Yacine, 4

Puis, un matin, dans la boîte aux lettres qui pend à la grille du jardin, j’ai trouvé un courrier. Il émanait d’un organisme de retraite, et il était adressé à M. Yacine Alaoui, chez Mme Thérèse Mélia.
Je suis remonté, j’ai jeté l’enveloppe sur ma table, et j’ai voulu reprendre mon travail mais je n’ai rien fait de bon.
Toute la journée, j’ai évité de me pencher sur cette enveloppe. Je savais que j’avais bien lu ce qui y était écrit. Jusqu’au soir où, n’y pouvant plus, je suis monté chez mes voisins avec cette enveloppe à la main. C’est Margot qui m’a ouvert. Je lui ai donné la lettre en lui disant:
— Regarde ce que j’ai reçu.
Elle l’a prise. Elle y a à peine jeté un œil et elle a dit:
— Oui, je vois, et alors?
— Tu connais la personne dont le nom est écrit?
Il y avait un ton de reproche dans ma voix. Je me conduisais comme un gamin. Margot a levé les yeux vers moi et elle a dit:
— Yacine Alaoui?
— Tu connais ce monsieur?
— Oui, je sais qui c’est.
— Comment expliques-tu que ce monsieur reçoive son courrier à l’adresse de ma grand-mère?
Margot a hésité. J’avais parlé trop fort. Elle aurait dû me rendre la lettre et me fermer la porte au nez. À la place, elle a dit:
— Entre, s’il te plaît.
Sylvain était occupé à donner sa purée au bébé assis sur une chaise haute. Margot a posé la lettre sur la table, près de lui. Il s’est penché vers elle et il a hoché la tête.
Margot est retournée à la cuisine où cuisait une bonne soupe de légumes. Soir après soir, je mangeais la soupe de légumes que m’apportaient mes voisins. Puis, Margot est revenue. Elle a dit:
— Et toi, Adrien, connais-tu ce monsieur?
— Tu n’aurais pas un verre de vin, par hasard, à m’offrir?
— Sur le buffet. Sers-toi.” Comme j’attrapais la bouteille, elle a trouvé un verre qu’elle m’a tendu pour que je la serve, avant de répéter: “Connais-tu ce monsieur?”
Je l’ai servie, puis Sylvain, puis moi. Mes doigts tremblaient. J’ai bu un verre entier comme si c’était de l’eau, puis j’ai dit:
— Je crois bien. J’ai connu un homme qui s’appelait ainsi.
— Qui?
— Un jardinier, que je voyais au Lavandou, à la villa de mes grands-parents, où j’allais passer mes vacances lorsque j’étais enfant.
— Monsieur Alaoui a bien été jardinier chez tes grands-parents. Ce ne peut être que lui.
— Et, ici, il venait souvent?
— Il vivait ici.
— Tu veux dire…?
— … qu’il habitait ici. Nous l’avons toujours connu habitant chez ta grand-mère. Avec elle.
Je me suis assis sur une chaise, je me suis accoudé sur la table. Je ne voulais plus poser de question. Sylvain, maintenant, mettait le couvert.
— Tu dînes avec nous?
— Oui, je veux bien. Merci.
Plus tard, après dîner, toujours autour de la table, Margot a dit:
— Nous avons hésité à t’en parler, la première fois que tu es venu. Nous ne savions pas si tu le savais ni si tu aurais envie de l’apprendre.
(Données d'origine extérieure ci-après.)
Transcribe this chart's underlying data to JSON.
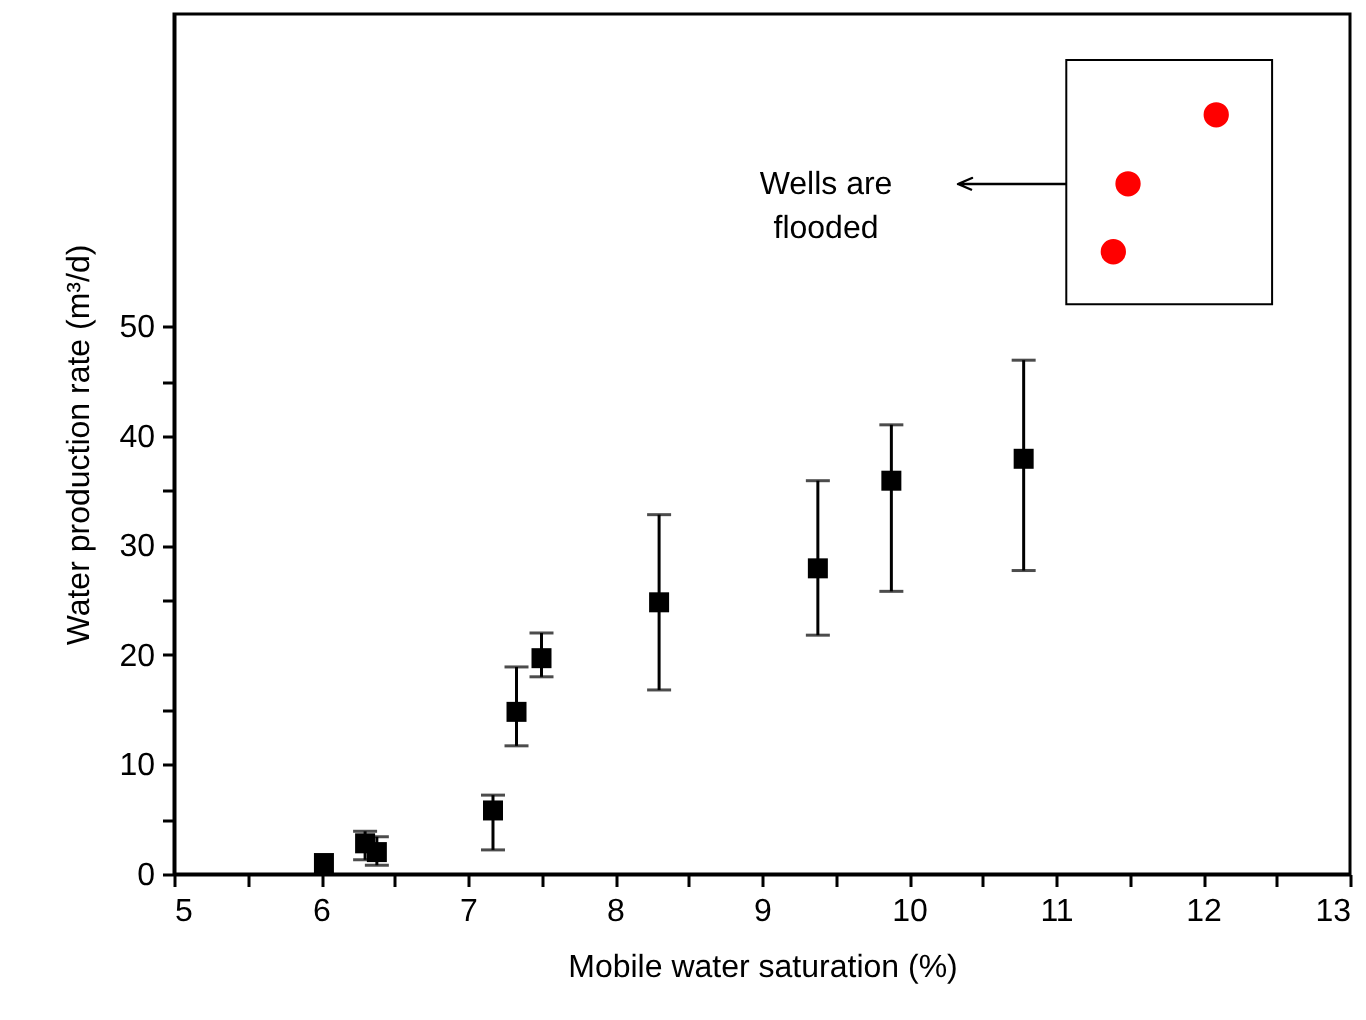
{
  "chart_data": {
    "type": "scatter",
    "xlabel": "Mobile water saturation (%)",
    "ylabel": "Water production rate (m³/d)",
    "xlim": [
      5,
      13
    ],
    "ylim": [
      0,
      78.5
    ],
    "xticks": [
      5,
      {
        "value": 5.5,
        "label": null
      },
      6,
      {
        "value": 6.5,
        "label": null
      },
      7,
      {
        "value": 7.5,
        "label": null
      },
      8,
      {
        "value": 8.5,
        "label": null
      },
      9,
      {
        "value": 9.5,
        "label": null
      },
      10,
      {
        "value": 10.5,
        "label": null
      },
      11,
      {
        "value": 11.5,
        "label": null
      },
      12,
      {
        "value": 12.5,
        "label": null
      },
      13
    ],
    "yticks": [
      0,
      {
        "value": 5,
        "label": null
      },
      10,
      {
        "value": 15,
        "label": null
      },
      20,
      {
        "value": 25,
        "label": null
      },
      30,
      {
        "value": 35,
        "label": null
      },
      40,
      {
        "value": 45,
        "label": null
      },
      50
    ],
    "grid": false,
    "series": [
      {
        "color": "#000000",
        "marker": "square",
        "x": [
          6.02,
          6.3,
          6.38,
          7.17,
          7.33,
          7.5,
          8.3,
          9.38,
          9.88,
          10.78
        ],
        "values": [
          1,
          2.8,
          2.0,
          5.8,
          14.8,
          19.7,
          24.8,
          27.9,
          35.9,
          37.9
        ],
        "errors": [
          null,
          [
            1.3,
            3.9
          ],
          [
            0.8,
            3.4
          ],
          [
            2.2,
            7.2
          ],
          [
            11.7,
            18.9
          ],
          [
            18,
            22
          ],
          [
            16.8,
            32.8
          ],
          [
            21.8,
            35.9
          ],
          [
            25.8,
            41
          ],
          [
            27.7,
            46.9
          ]
        ]
      },
      {
        "color": "#ff0000",
        "marker": "circle",
        "x": [
          11.39,
          11.49,
          12.09
        ],
        "values": [
          56.8,
          63,
          69.3
        ]
      }
    ],
    "annotations": [
      "Wells are\nflooded"
    ]
  }
}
— Je comprends. Vous avez fait en sorte que ce soit moi qui parle. Et, quand ma grand-mère est morte…
— … Monsieur Alaoui a réuni ses affaires et il est parti.
— Savez-vous où il est allé?
— Chez sa sœur. Elle n’habite pas très loin, à Las Planas.
— Vous connaissez sa sœur?
— Aïcha a quinze ans de moins que lui. Elle faisait le ménage chez ta grand-mère depuis plusieurs années, elle lui faisait des courses. Je l’ai employée moi-même quand Gisèle est née. C’est une personne très sérieuse. Ta grand-mère l’aimait beaucoup.
— Je comprends. Je vois. J’imagine que tu as son numéro de téléphone?
— Bien sûr. Quand tu voudras.
— Il va me falloir un peu de temps. Je revois Monsieur Yacine. Il disait que j’avais les pouces verts, et je regardais mes pouces. Je vous remercie pour tout. Pardonnez-moi d'avoir parlé trop fort. J’ai besoin de dormir.